Detrás de cada X hay una historia

Detrás de cada X hay una historia

 

            Llega el tiempo de la declaración de la renta y somos muchos los que marcamos la casilla para que una parte de nuestros impuestos vayan a la Iglesia. Sabemos que nuestro dinero servirá para que la Iglesia pueda desarrollar su misión evangelizadora que abarca multitud de campos: sostenimiento de los sacerdotes, seminarios, escuelas y centros de formación, templos y lugares de culto, actividades sociales y caritativas. No hay dificultad, incluso, en marcar también la casilla de fines sociales porque la Iglesia realiza una labor importante en el campo social. Al poner la cruz en estas casillas manifestamos al Estado nuestro deseo de contribuir con las necesidades de la Iglesia. Hacienda actúa como un cauce que canaliza nuestra aportación. Debe evitarse la confusión, muy generalizada, de que el Estado paga a la Iglesia mediante una partida en sus presupuestos anuales. No es así. Son los ciudadanos, creyentes o no, quienes aportan generosamente la parte de sus impuestos a la Iglesia Católica. Por eso, quiero manifestar mi gratitud a quienes depositan su confianza en la Iglesia y, con su confianza, su limosna. ¡Gracias a todos! ¡Dios recompensará vuestra generosa ayuda! Animo también a quienes desconocen lo que hace la Iglesia a informarse de los fines a que destina la ayuda económica, y contribuyan, si lo ven oportuno, marcando la cruz en su declaración.

El lema de este año para la campaña de la asignación tributaria es porque detrás de cada x hay una historia.  Una historia de quien da y una historia de quien recibe. Aunque permanezcan en el anonimato, quienes ayudan a la Iglesia tienen su historia de compromiso con la Iglesia, que sólo Dios conoce.

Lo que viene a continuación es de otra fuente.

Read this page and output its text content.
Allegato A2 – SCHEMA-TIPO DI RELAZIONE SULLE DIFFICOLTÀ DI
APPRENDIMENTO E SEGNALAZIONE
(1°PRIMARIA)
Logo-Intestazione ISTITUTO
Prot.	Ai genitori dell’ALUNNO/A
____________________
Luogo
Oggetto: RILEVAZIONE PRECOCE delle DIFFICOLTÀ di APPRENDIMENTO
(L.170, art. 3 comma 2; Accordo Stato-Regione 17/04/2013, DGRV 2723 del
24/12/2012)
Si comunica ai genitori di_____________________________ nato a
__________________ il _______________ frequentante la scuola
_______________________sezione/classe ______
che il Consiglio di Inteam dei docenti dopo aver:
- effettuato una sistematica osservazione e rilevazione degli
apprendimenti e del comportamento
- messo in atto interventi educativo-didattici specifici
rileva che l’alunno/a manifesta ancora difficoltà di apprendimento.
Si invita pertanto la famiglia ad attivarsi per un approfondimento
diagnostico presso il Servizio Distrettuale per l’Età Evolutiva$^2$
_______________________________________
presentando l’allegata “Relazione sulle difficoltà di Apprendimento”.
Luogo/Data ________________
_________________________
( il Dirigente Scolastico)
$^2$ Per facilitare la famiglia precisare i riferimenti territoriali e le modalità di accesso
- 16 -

Su decisión de ayudar a la Iglesia en sus necesidades nace sin duda de la gratitud por lo que la Iglesia hace a favor de los demás, y de la convicción de que quien siembra generosamente, generosamente cosechará. Es la historia de mucha gente que desea compartir los proyectos de la Iglesia y pone su granito de arena, el óbolo de su comunión.

            Detrás de cada x hay también una historia que se hace posible gracias a la ayuda de los demás. Es la historia del sacerdote que recibe sustento para su misión; del seminarista que recibe una beca de estudios; del colegio parroquial o diocesano, que no puede subsistir sin la ayuda que recibe; de cada proyecto caritativo o social que hace posible la solución de tantas necesidades que conocemos a través de las campañas eclesiales. Son historias que dependen de la generosidad de todos nosotros. La generosidad que contribuye a que la comunión espiritual y material crezca y se materialice en obras concretas.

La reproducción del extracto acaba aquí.